« Sans théorie révolutionnaire, pas de mouvement révolutionnaire », écrivait Lénine dans son célèbre Que faire ?, à l’orée du XXe siècle1. Et il ajoutait, comme la préfiguration d’une pensée politique en enlargement : « On ne saurait trop insister sur cette idée à une époque où l’engouement pour les formes les plus étroites de l’motion pratique va bras dessus bras dessous avec la propagande de l’opportunisme à la mode. » Et si Vladimir Ilitch Oulianov, intellectuel appartenant au départ à la petite noblesse de province, n’était jamais devenu Lénine, le « grand information de la révolution russe » ? La « grande lueur à l’Est » aurait-elle embrasé l’Europe en 1917 et le monde par la suite, sachant qu’il fallait que les circumstances soient réunies pour que s’opère cette mue définitive et que le penseur trouve l’énergie et la lucidité d’aller au bout de son chemin ?

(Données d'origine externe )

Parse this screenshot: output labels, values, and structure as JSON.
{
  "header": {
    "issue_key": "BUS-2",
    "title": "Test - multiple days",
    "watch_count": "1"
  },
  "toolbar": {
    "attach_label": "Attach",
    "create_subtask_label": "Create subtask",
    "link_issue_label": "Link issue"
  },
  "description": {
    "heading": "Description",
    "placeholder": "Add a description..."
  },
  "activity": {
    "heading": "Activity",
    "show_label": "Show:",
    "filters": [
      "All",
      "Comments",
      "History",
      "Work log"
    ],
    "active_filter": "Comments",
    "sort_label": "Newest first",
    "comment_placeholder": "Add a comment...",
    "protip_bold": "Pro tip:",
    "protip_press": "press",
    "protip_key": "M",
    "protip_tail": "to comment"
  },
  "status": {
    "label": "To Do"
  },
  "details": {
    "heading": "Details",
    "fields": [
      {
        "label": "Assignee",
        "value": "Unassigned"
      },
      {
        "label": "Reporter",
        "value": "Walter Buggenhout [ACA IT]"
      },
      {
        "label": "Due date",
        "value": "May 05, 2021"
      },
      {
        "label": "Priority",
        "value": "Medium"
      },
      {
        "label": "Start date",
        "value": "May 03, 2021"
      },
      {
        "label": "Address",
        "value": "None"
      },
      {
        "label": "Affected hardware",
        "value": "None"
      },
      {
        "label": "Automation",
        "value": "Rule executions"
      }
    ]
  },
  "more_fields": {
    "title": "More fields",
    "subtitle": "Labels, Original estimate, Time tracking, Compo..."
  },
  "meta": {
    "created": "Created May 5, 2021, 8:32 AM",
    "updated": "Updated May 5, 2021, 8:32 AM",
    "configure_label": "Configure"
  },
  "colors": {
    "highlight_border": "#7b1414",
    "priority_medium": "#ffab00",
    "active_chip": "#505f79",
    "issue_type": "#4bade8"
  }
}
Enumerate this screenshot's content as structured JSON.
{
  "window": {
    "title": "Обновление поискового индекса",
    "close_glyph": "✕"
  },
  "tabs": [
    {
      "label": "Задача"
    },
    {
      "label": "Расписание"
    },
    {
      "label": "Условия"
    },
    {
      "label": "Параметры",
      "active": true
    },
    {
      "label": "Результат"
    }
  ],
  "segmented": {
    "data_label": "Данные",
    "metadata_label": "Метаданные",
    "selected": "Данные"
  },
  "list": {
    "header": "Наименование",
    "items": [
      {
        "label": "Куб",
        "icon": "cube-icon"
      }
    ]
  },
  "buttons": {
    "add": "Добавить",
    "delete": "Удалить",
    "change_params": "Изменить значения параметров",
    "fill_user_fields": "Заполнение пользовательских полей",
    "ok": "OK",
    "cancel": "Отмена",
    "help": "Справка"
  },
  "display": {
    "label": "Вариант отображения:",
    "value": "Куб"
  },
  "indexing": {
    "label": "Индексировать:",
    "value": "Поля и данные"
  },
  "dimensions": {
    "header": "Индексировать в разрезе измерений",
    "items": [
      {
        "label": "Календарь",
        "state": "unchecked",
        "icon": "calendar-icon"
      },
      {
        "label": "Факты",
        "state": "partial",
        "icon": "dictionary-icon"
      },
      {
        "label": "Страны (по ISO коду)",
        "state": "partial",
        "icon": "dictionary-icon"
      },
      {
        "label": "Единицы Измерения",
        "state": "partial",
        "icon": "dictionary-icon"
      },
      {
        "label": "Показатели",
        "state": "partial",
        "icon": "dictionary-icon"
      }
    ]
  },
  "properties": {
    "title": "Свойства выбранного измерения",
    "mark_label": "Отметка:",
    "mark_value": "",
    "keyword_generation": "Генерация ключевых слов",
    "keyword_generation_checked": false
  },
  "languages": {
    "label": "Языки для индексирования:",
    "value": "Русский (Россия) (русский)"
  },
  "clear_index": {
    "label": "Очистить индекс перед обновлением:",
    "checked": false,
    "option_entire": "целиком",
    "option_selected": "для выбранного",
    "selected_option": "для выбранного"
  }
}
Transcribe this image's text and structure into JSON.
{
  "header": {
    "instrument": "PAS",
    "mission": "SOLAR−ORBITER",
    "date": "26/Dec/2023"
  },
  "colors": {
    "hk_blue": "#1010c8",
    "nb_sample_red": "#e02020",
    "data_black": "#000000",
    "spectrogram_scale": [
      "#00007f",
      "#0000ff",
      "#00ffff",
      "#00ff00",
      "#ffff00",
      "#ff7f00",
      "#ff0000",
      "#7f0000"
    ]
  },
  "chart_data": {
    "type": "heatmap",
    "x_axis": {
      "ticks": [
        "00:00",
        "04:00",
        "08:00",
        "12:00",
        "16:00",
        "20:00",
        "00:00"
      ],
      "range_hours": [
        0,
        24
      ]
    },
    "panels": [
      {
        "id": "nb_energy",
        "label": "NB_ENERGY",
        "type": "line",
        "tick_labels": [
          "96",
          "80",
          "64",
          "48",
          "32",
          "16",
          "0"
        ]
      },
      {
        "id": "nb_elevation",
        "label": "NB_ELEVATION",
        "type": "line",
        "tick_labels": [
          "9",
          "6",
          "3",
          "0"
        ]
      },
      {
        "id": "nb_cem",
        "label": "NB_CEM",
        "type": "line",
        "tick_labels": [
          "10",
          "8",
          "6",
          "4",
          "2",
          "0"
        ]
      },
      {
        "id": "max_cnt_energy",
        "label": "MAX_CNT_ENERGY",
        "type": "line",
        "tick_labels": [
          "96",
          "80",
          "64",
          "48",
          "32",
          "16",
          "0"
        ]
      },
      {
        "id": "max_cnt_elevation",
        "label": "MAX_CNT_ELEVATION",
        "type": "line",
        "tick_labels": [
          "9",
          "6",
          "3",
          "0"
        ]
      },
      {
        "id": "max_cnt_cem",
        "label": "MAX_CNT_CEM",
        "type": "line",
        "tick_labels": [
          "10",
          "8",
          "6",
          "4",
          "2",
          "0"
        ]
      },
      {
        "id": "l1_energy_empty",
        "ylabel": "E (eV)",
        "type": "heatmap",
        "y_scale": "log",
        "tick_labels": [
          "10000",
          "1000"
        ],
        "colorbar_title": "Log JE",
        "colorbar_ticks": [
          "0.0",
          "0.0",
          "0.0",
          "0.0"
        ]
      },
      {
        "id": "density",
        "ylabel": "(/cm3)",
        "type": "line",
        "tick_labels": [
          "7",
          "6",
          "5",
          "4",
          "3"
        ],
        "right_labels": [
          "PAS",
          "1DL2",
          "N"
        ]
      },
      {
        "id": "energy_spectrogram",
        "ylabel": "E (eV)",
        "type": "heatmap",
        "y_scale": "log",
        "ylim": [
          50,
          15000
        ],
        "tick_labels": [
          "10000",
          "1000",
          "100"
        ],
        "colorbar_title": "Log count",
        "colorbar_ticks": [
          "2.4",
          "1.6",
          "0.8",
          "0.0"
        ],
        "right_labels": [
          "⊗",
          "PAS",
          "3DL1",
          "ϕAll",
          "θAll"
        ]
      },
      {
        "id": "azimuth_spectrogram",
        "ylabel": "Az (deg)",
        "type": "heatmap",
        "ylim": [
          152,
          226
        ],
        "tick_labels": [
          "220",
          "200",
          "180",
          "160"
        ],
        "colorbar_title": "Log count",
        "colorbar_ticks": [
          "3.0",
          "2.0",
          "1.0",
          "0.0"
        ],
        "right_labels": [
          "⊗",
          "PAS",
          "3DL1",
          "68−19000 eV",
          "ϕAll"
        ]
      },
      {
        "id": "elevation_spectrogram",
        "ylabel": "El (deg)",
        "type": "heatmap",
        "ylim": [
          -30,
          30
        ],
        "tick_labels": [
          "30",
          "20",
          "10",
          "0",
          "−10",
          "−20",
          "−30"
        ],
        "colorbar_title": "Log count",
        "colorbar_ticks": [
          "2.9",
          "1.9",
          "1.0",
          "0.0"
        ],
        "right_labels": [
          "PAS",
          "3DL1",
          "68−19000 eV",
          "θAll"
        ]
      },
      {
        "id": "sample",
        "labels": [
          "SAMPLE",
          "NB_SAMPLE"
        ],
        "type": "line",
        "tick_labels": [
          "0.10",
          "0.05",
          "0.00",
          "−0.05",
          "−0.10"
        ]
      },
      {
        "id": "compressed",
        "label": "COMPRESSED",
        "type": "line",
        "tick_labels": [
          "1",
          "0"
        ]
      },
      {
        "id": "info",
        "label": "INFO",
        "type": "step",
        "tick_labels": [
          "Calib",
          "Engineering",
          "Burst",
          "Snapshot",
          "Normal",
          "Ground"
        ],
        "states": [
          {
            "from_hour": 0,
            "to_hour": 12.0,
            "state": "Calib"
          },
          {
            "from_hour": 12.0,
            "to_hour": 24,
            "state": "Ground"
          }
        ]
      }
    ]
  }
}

À ces deux questions historiques, un siècle après la disparition de Lénine, le 21 janvier 1924, l’Humanité a décidé de répondre par la réalisation d’un hors-série exceptionnel, concocté depuis des mois avec l’aide de deux fins connaisseurs de « Volodia » : Michel Pigenet, historien et professeur émérite à l’université Paris-I Panthéon-Sorbonne, et André Narritsens, auteur et membre de l’Institut d’histoire sociale de la CGT. Ce travail à la fois périlleux et passionnant s’attache à replacer l’homme, le militant, le théoricien et le dirigeant révolutionnaire russe dans son espace-temps. À cette fin, pour ne rien laisser de côté et miser sur une diversité totale, nous avons réuni les contributions de dizaines de spécialistes reconnus de la période et du sujet2. Ainsi, le choix délibéré d’une massive couverture historiographique – fortement illustrée – guarantee la richesse des approches et garantit la qualité de la vulgarisation proposée, prone de multiples usages pédagogiques.
« Restaurer une icône, mais de réinterroger un parcours et des combats replacés dans leur temps »
Pour expliquer notre démarche, qui consistait à rouvrir le « file Lénine », Michel Pigenet ne tourne pas autour de l’objectif : « Si les historiens se méfient des commémorations, ils ont appris à en tirer parti, dit-il. Il nous semblait nécessaire de donner à comprendre un passé à ce level révolu que les pratiques, les théories et les mots qui allaient avec sont devenus insaisissables, voire inaudibles pour la plupart de nos contemporains. » Et il ajoute : « Cette place m’obligeait. J’ai donc accepté de participer à la conception de ce retour sur Lénine, qu’il s’agissait de replacer dans son époque, quand bien même rien n’interdisait de s’interroger sur l’actualité des projets et des méthodes du révolutionnaire russe mort en 1924. »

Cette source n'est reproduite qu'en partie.